China is in fact a major economic force in Hong Kong, owning thirteen banks, a shipping line and countless other companies. In addition, Hong Kong is pretty much a captive market for Chinese produce, foodstuffs especially. In 1982 China was the largest exporter to Hong Kong and enjoyed a trade surplus with the colony of 30 billion Hong Kong dollars. Hong Kong is now becoming increasingly important as a supplier of technology and managerial know-how to China. In the last century, it may have been a small far-off spot of no particular interest to the rulers in Peking, but this is emphatically not the case today:
“Viewed at the most basic level. Hong Kong is a mechanism whereby China converts its home-grown foodstuffs and low-cost consumer goods into hard currency to finance its deficit in trade with Japan, the United States and other countries.
Since foreign trade accounts for less than 10 per cent of China’s GNP. Hong Kong’s function might not seem vital. But in fact China uses imports to close crucial gaps in her industrial technology, domestic grain supplies and rare metals.” (David Bonavia, Hong Kong 1997.)
China, then, has an interest in reassuring the present economic overlords of Hong Kong.

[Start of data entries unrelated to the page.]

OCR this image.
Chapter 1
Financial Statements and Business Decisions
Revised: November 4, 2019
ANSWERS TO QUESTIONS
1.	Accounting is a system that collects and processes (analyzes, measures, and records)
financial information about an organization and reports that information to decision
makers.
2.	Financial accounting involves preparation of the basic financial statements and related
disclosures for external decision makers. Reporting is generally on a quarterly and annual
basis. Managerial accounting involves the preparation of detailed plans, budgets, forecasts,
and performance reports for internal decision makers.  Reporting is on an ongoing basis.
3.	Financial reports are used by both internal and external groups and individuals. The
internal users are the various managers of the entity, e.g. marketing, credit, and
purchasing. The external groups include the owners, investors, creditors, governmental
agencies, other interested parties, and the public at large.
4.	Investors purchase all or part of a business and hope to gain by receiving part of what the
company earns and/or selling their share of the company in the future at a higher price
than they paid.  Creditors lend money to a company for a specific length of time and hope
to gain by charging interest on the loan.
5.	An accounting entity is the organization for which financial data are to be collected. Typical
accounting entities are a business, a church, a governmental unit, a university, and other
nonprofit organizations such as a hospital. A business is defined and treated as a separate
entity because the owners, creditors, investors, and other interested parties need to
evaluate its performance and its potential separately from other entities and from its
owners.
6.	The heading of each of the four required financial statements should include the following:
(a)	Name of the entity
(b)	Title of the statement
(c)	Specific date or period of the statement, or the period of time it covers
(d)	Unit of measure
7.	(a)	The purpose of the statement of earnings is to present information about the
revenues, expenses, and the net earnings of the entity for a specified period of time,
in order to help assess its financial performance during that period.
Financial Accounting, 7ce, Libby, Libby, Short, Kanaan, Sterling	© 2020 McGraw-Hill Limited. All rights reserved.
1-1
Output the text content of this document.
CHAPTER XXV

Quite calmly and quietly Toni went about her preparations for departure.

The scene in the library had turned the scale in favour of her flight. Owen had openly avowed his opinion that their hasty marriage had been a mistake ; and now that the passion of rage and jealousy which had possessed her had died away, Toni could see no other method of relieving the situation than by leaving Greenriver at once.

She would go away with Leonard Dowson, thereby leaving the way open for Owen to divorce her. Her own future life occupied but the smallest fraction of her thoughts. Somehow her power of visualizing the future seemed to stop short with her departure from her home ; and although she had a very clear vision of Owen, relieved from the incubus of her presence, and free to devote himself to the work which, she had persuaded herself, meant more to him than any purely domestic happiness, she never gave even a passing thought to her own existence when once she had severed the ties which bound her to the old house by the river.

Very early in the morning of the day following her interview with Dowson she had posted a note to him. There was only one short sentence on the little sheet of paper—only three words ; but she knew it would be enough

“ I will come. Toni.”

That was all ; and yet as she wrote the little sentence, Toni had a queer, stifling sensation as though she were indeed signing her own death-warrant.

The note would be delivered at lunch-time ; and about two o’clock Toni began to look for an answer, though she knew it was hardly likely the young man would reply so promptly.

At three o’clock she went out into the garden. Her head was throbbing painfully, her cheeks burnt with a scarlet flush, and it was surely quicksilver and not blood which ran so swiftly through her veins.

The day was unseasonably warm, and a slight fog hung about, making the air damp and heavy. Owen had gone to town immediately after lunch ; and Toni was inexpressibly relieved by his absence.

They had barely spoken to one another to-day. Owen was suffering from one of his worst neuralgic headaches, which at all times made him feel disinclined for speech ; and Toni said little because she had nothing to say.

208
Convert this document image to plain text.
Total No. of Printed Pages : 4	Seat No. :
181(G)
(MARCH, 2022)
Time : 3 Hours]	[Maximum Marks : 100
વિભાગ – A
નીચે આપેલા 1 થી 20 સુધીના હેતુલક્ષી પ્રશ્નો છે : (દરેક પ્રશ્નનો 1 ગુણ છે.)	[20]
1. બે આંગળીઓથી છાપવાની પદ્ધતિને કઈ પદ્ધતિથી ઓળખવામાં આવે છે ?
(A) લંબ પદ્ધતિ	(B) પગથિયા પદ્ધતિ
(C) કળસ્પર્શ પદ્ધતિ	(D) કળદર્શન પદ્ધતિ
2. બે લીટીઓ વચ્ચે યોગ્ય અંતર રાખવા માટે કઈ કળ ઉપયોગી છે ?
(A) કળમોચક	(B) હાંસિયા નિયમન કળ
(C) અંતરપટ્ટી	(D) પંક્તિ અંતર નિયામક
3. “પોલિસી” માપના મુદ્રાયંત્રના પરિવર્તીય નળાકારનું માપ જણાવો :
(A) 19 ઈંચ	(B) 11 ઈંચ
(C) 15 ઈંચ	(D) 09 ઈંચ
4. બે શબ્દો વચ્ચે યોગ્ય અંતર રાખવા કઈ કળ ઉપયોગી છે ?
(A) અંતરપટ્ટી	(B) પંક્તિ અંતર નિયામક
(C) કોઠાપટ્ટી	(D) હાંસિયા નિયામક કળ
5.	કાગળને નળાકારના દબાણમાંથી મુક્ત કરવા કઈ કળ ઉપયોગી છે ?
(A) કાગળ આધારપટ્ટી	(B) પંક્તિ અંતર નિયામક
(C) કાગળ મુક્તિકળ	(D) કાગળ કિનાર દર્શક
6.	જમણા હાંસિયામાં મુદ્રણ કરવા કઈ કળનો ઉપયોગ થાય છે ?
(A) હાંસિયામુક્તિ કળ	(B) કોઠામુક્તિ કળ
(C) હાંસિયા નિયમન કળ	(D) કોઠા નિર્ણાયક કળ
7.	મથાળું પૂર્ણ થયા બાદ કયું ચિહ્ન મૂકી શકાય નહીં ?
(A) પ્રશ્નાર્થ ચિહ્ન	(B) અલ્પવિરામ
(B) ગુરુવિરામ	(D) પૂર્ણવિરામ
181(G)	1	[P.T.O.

It was this background which led to the China-Britain talks about Hong Kong’s future. Both sides indulged in the usual pious nonsense, with China claiming that the Hong Kong people desired “reunification with the motherland”, while Britain claimed to be representing the same people of Hong Kong. Never mind that many of Hong Kong’s inhabitants are refugees who have fled from China, or that Hong Kong has no representative institutions or democratic elections.
The Hong Kong capitalist class would apparently have preferred Britain to have maintained an official presence after 1997, but this is not envisaged by the Joint Declaration. However, China has agreed to maintain Hong Kong’s economic system and “lifestyle” unchanged for a further fifty years after that date. As part of China, Hong Kong will form a Special Administrative Region which means, for instance, that taxes collected in Hong Kong will be disposed of there, rather than handed over to the central government. It will remain an international financial centre and free port, with the Hong Kong dollar still being the legal currency. It seems that these and similar provisions will suffice to convince the property-owners of Hong Kong that they will do very nicely both before and after 1997.
China is thus openly committed to maintaining capitalism in Hong Kong until 2047. Its ideologues have attempted to justify this with the slogan “one country, two systems”, which means that capitalism and socialism can exist alongside each other. As they point out, capitalist enterprises owned by overseas companies already exist in China, so Hong Kong will not really introduce anything new to the situation. In fact, there is no socialism in China: China is part of the world capitalist system. There is no way in which socialism (common ownership and production for use) can exist alongside capitalism (class monopoly and production for profit).
The Joint Declaration, then, is an agreement between capitalist powers, designed to ensure the smooth continuation of exploitation in a small part of the earth’s surface. The exploited — the working people of Hong Kong — have had no say in these talks about their future. The British government has now dreamed up a new form of nationality. British National (Overseas), to cope with them — they will have British passports, but no special rights to settle in Britain. So the poor are manipulated while the rich cream off the profits.